Hipoalbuminemia: Penyebab, Mekanisme, dan Penanganan

Daftar Isi

Hipoalbuminemia, albumin darah rendah, beserta penyebab dan risikonya

⚕️ Artikel ini hanya untuk tujuan informasi dan tidak menggantikan saran medis. Selalu konsultasikan dengan dokter Anda untuk menafsirkan hasil Anda.

Hipoalbuminemia adalah istilah medis untuk kadar albumin yang rendah dalam darah, yaitu protein utama yang diproduksi oleh hati. Kondisi ini merupakan salah satu temuan paling umum pada pasien yang dirawat di rumah sakit maupun pasien dalam kondisi kritis, dan biasanya mencerminkan adanya penyakit yang mendasari pada hati, ginjal, saluran cerna, atau kondisi peradangan yang signifikan — bukan masalah pada albumin itu sendiri. Artikel ini membahas dari sudut pandang klinis: bagaimana kadar albumin rendah diklasifikasikan, mekanisme penyebabnya, mengapa kondisi ini memprediksi hasil yang lebih buruk, bagaimana dokter menelusuri penyebabnya, dan bagaimana penanganannya. Jika Anda hanya ingin memahami hasil rendah pada laporan Anda sendiri, mulailah dengan panduan pasien kami tentang hasil albumin rendah.

Apa itu hipoalbuminemia?

Albumin adalah protein yang paling banyak terdapat dalam plasma darah, menyumbang sekitar setengah dari total proteinnya, dan hati adalah satu-satunya sumbernya. Fungsi utamanya adalah mempertahankan cairan di dalam pembuluh darah dengan menghasilkan tekanan onkotik, dan albumin juga mengangkut hormon, kalsium, obat-obatan, serta asam lemak. Kadar albumin serum yang normal berkisar antara 3,5 hingga 5,5 g/dL. Ketika kadarnya turun di bawah rentang referensi, kondisi ini disebut hipoalbuminemia. Yang penting untuk diketahui, albumin merupakan reaktan fase akut negatif: selama peradangan, sinyal seperti interleukin-6 dan tumor necrosis factor memperlambat produksinya, sehingga nilai yang rendah sering kali mencerminkan tingkat keparahan suatu penyakit. Untuk membaca albumin bersama protein darah lainnya, para klinisi sering melihat rasio albumin terhadap globulin.

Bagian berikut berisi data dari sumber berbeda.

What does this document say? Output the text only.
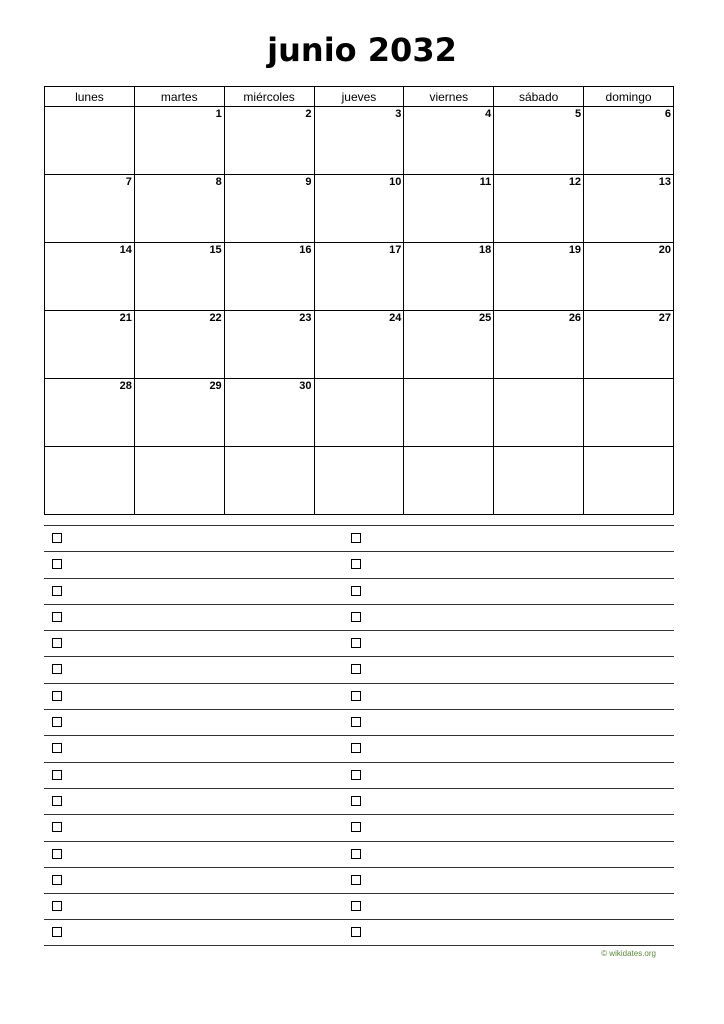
junio 2032
lunes	martes	miércoles	jueves	viernes	sábado	domingo

	1	2	3	4	5	6

7	8	9	10	11	12	13

14	15	16	17	18	19	20

21	22	23	24	25	26	27

28	29	30				

© wikidates.org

Seberapa rendah itu rendah? Klasifikasi hipoalbuminemia

Tidak ada sistem klasifikasi universal yang tunggal, namun para klinisi umumnya menggambarkan penurunan kadar albumin dalam rentang tertentu, karena penyebab dan dampaknya berbeda di setiap rentang. Gunakan tabel ini sebagai panduan umum, dan selalu baca hasilnya berdasarkan rentang referensi laboratorium yang bersangkutan.

Albumin serumTingkat (Grade)Konteks umum
3,5 hingga 5,5 g/dLNormalRentang referensi, bervariasi menurut laboratorium
3,0 hingga 3,4 g/dLLembutSering dikaitkan dengan penyakit akut atau peradangan
2,5 hingga 2,9 g/dLSedangMengindikasikan penyakit yang mendasari secara signifikan
Di bawah 2,5 g/dLBeratBerkaitan dengan edema dan risiko klinis yang lebih tinggi

Mekanisme di balik hipoalbuminemia

Kadar albumin yang rendah dapat terjadi melalui empat jalur utama, dan banyak pasien mengalami lebih dari satu jalur secara bersamaan.

Penurunan produksi

Karena hati memiliki kapasitas cadangan, penurunan sintesis baru terlihat nyata hanya pada penyakit stadium lanjut. Hipoalbuminemia merupakan ciri khas sirosis lanjut, dan malnutrisi energi-protein berat (kwashiorkor) menurunkan kadarnya dengan cara membuat hati kekurangan asam amino. Bahkan dalam kondisi ini, penurunan sintesis biasanya berpadu dengan peningkatan pemecahan yang menyertai penyakit serius. Kadar enzim hati yang tinggi pada panel yang sama dapat mengarah pada kerusakan hati, sehingga sangat membantu untuk membaca albumin berdampingan dengan enzim hati ALT.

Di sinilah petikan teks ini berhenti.